Am Fam Physician. 2003 Jan 1;67(1):160.
Extragenital warts on immunocompetent persons usually resolve spontaneously over time and pose no medical risk. Nevertheless, patients frequently request removal of warts for cosmetic or other reasons. Because little objective evidence is available to guide the logical treatment of uncomplicated warts, Gibbs and colleagues systematically reviewed all relevant randomized controlled trials for evidence of treatment efficacy.
They searched electronic databases and registries of controlled trials plus the references of published trials and review articles to identify all relevant trials. Trials were assessed for quality based on such factors as sample size, concealment of treatment allocation, blinding of outcome assessment, management of withdrawals or subjects lost to follow-up, and use of intention-to-treat analysis. The principal outcome examined was complete disappearance of the wart. The search identified 45 papers, which included 50 relevant clinical trials. The trials varied greatly in methodology, and only two were considered to be of high quality.
From the 17 trials that included placebo groups, the average cure rate of placebo was calculated to be 30 percent after 10 weeks. In comparison, the pooled cure rate for salicylic acid preparations was 75 percent with an odds ratio of 3.9. Most preparations used 15 to 26 percent salicylic acid, with or without lactic acid. Minor skin irritations were reported, but there was only one case of a serious side effect (cellulitis in a patient treated with 60 percent salicylic acid plus monochloroacetic acid).
Most trials of cryotherapy compared different techniques rather than comparing cryotherapy with other treatments or placebo. Data from four trials led to the conclusion that aggressive cryotherapy provided cure rates of 52 percent, significantly more effective than the 31 percent reported for gentle cryotherapy. Pain or blistering was reported in about 64 percent of aggressive regimens involving 10-second application compared with 44 percent of patients treated gently with shorter exposures. About 5 percent of patients in the aggressive cryotherapy group withdrew because of side effects. The highest rate of adverse effects occurred in regimens requiring frequent treatments, but the three trials examining frequency of treatment found no significant difference in long-term cure rates between treatments given at two-, three-, or four-week intervals. When cryotherapy was compared with placebo or no treatment in two small trials, no significant difference in cure rates could be demonstrated. Likewise, no significant difference could be determined between cryotherapy and salicylic acid in two trials.
Among many other treatments studied in small trials, evidence of benefit was only found for topical immunotherapy using dini-trochlorobenzene and for photodynamic therapy plus salicylic acid.

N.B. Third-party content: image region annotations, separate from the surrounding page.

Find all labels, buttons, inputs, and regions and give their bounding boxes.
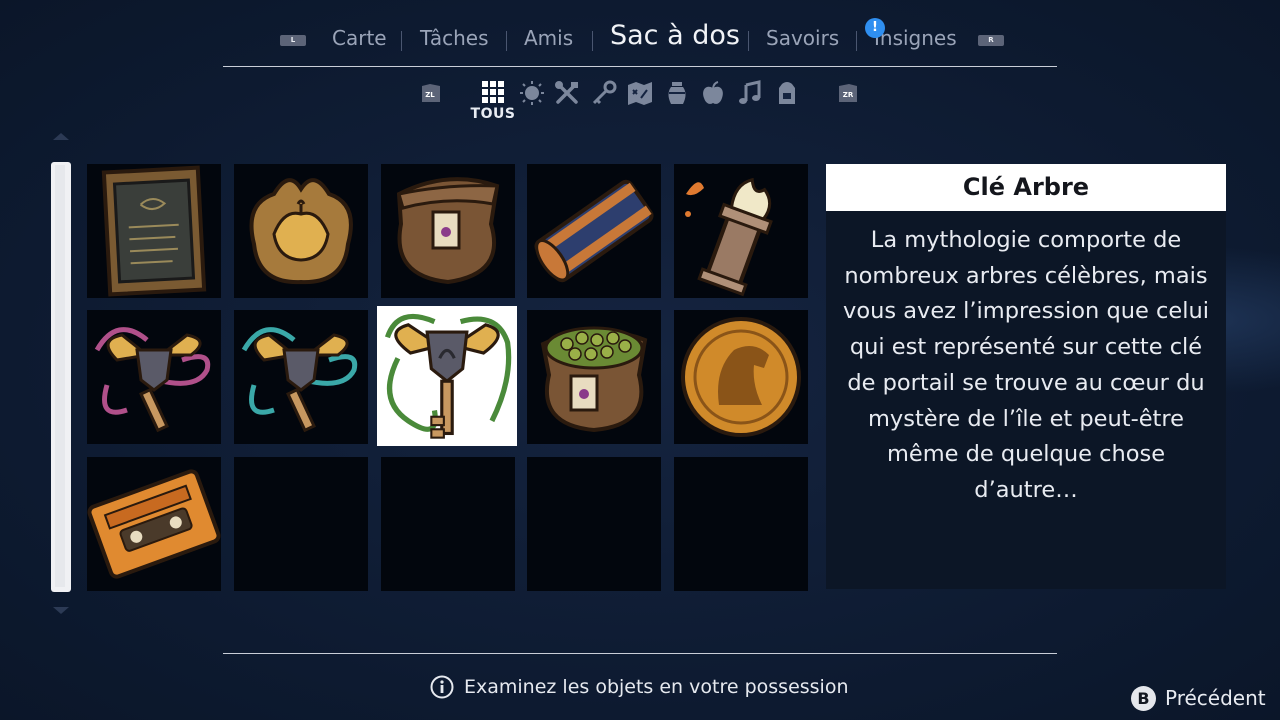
- jar-icon[interactable]: [664, 80, 690, 106]
- category-label: TOUS: [470, 106, 516, 122]
- torch-pillar-icon: [685, 177, 773, 297]
- framed-tapestry-icon: [101, 165, 207, 297]
- tab-sac-a-dos[interactable]: Sac à dos: [610, 20, 740, 51]
- scroll-down-arrow-icon[interactable]: [53, 607, 69, 614]
- item-detail-panel: La mythologie comporte de nombreux arbre…: [826, 211, 1226, 589]
- music-note-icon[interactable]: [737, 80, 763, 106]
- key-icon[interactable]: [591, 80, 617, 106]
- inventory-slot-orange-cassette[interactable]: [87, 457, 221, 591]
- inventory-slot-torch-pillar[interactable]: [674, 164, 808, 298]
- tab-savoirs[interactable]: Savoirs: [766, 26, 839, 50]
- golden-flower-icon: [249, 178, 353, 285]
- inventory-slot-empty[interactable]: [234, 457, 368, 591]
- tab-separator: [592, 31, 593, 51]
- teal-winged-key-icon: [241, 327, 358, 433]
- tab-separator: [748, 31, 749, 51]
- top-tab-bar: L Carte Tâches Amis Sac à dos Savoirs In…: [0, 18, 1280, 62]
- item-description: La mythologie comporte de nombreux arbre…: [843, 227, 1209, 503]
- inventory-slot-rolled-rug[interactable]: [527, 164, 661, 298]
- inventory-slot-pea-sack[interactable]: [527, 310, 661, 444]
- inventory-slot-seed-sack[interactable]: [381, 164, 515, 298]
- b-button-icon: B: [1131, 686, 1156, 711]
- l-shoulder-button[interactable]: L: [280, 35, 306, 46]
- green-winged-key-icon: [384, 313, 512, 439]
- scroll-up-arrow-icon[interactable]: [53, 133, 69, 140]
- tab-taches[interactable]: Tâches: [420, 26, 489, 50]
- golden-horse-coin-icon: [681, 317, 801, 437]
- item-title: Clé Arbre: [826, 164, 1226, 211]
- seed-sack-icon: [396, 177, 500, 285]
- inventory-slot-empty[interactable]: [381, 457, 515, 591]
- inventory-slot-golden-flower[interactable]: [234, 164, 368, 298]
- inventory-slot-empty[interactable]: [527, 457, 661, 591]
- inventory-slot-empty[interactable]: [674, 457, 808, 591]
- help-text: Examinez les objets en votre possession: [464, 676, 849, 698]
- apple-icon[interactable]: [700, 80, 726, 106]
- inventory-slot-golden-horse-coin[interactable]: [674, 310, 808, 444]
- sun-icon[interactable]: [519, 80, 545, 106]
- tab-amis[interactable]: Amis: [524, 26, 573, 50]
- inventory-slot-framed-tapestry[interactable]: [87, 164, 221, 298]
- inventory-slot-teal-winged-key[interactable]: [234, 310, 368, 444]
- r-shoulder-button[interactable]: R: [978, 35, 1004, 46]
- tab-insignes[interactable]: Insignes: [874, 26, 957, 50]
- bottom-divider: [223, 653, 1057, 654]
- inventory-slot-green-winged-key[interactable]: [377, 306, 517, 446]
- pink-winged-key-icon: [94, 327, 211, 433]
- svg-text:ZL: ZL: [425, 91, 435, 99]
- info-icon: [430, 675, 454, 699]
- zr-button-icon[interactable]: ZR: [837, 82, 859, 104]
- inventory-slot-pink-winged-key[interactable]: [87, 310, 221, 444]
- scrollbar[interactable]: [51, 162, 71, 592]
- scrollbar-thumb[interactable]: [55, 165, 65, 587]
- backpack-icon[interactable]: [774, 80, 800, 106]
- tab-carte[interactable]: Carte: [332, 26, 387, 50]
- orange-cassette-icon: [87, 469, 221, 579]
- tab-separator: [856, 31, 857, 51]
- back-label: Précédent: [1165, 686, 1266, 710]
- pea-sack-icon: [540, 326, 648, 433]
- rolled-rug-icon: [534, 179, 654, 283]
- top-divider: [223, 66, 1057, 67]
- tab-separator: [401, 31, 402, 51]
- tools-icon[interactable]: [554, 80, 580, 106]
- map-icon[interactable]: [627, 80, 653, 106]
- zl-button-icon[interactable]: ZL: [420, 82, 442, 104]
- tab-separator: [506, 31, 507, 51]
- notification-badge: !: [865, 18, 885, 38]
- grid-icon[interactable]: [480, 79, 506, 105]
- svg-text:ZR: ZR: [843, 91, 854, 99]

Both of these treatments were associated with significant adverse effects.
The authors conclude that evidence-based treatment of warts is not currently possible because of the scarcity of high-quality studies of the alternative strategies. Results from small studies generally could not be pooled because of differences in methodology. They report that the best evidence supports use of salicylic acid or dinitrochlorobenzene as topical therapy. Although cryotherapy is widely used, this treatment is not supported by compelling or consistent evidence.
Gibbs S, et al. Local treatments for cutaneous warts: systematic review. BMJ. August 31, 2002;325:461–4.